Paul Coker created the Lawrence Chesty Lion mascot.

Paul Coker created the Lawrence Chesty Lion mascot.

Coker worked as as designer on the classic Frosty the Snowman animated television special that is broadcast annually, plus numerous other projects for the Rankin/Bass Production Company. In a recent article, the Hollywood trade journal Deadline said Coker worked as a character designer or production designer on more than a dozen holiday specials, including “Frosty the Snowman” in 1969, “Santa Claus is Coming to Town” in 1970, “Here Comes Peter Cottontail” in 1971, and several offshoots of the Frosty the Snowman franchise.

For Mad magazine, Coker — who began working with the publication in 1961 — was well known for the “Horrifying Cliches” feature and also illustrated many of the magazines parodies of popular movies or TV shows, Deadline reported.
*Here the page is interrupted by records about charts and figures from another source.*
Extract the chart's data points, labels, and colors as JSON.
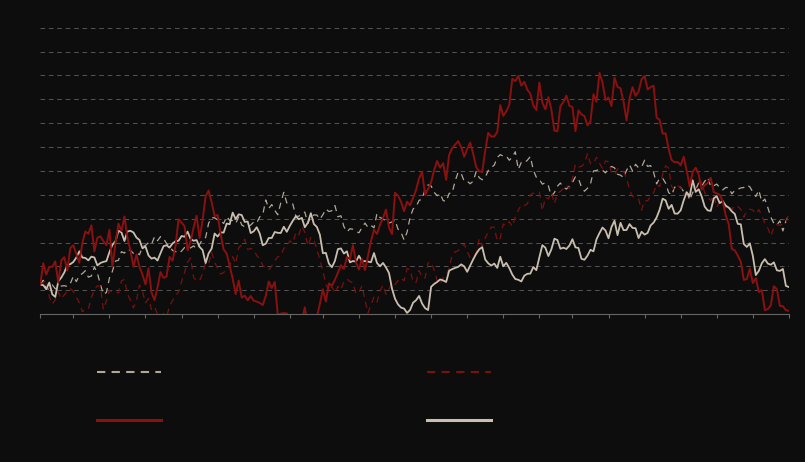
{
  "n_points": 250,
  "bg_color": "#0d0d0d",
  "plot_bg_color": "#0d0d0d",
  "grid_color": "#666666",
  "line_dark_dashed_color": "#b0a898",
  "line_darkred_dashed_color": "#7a1010",
  "line_darkred_solid_color": "#8b1010",
  "line_beige_solid_color": "#c8bfb0",
  "seed": 42,
  "figsize": [
    8.05,
    4.62
  ],
  "dpi": 100
}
Locally, Lawrence residents continue to see Coker’s work on a regular basis. He is credited with drawing Chesty the Lion, which is the mascot of Lawrence High School. While the school had used a Lion as a mascot for decades, several histories of LHS report that it was Coker in 1946 who drew the Chesty the Lion mascot that is still used today.

After studying at KU, Coker went to work at Kansas City’s Hallmark Cards as a greeting card designer. He continued to be associated with Hallmark for decades, Deadline reported.

He is survived by a wife of 33 years, Rosemary Smithson, and stepdaughters Lee Smithson Burd and Carol Smithson, according to Deadline.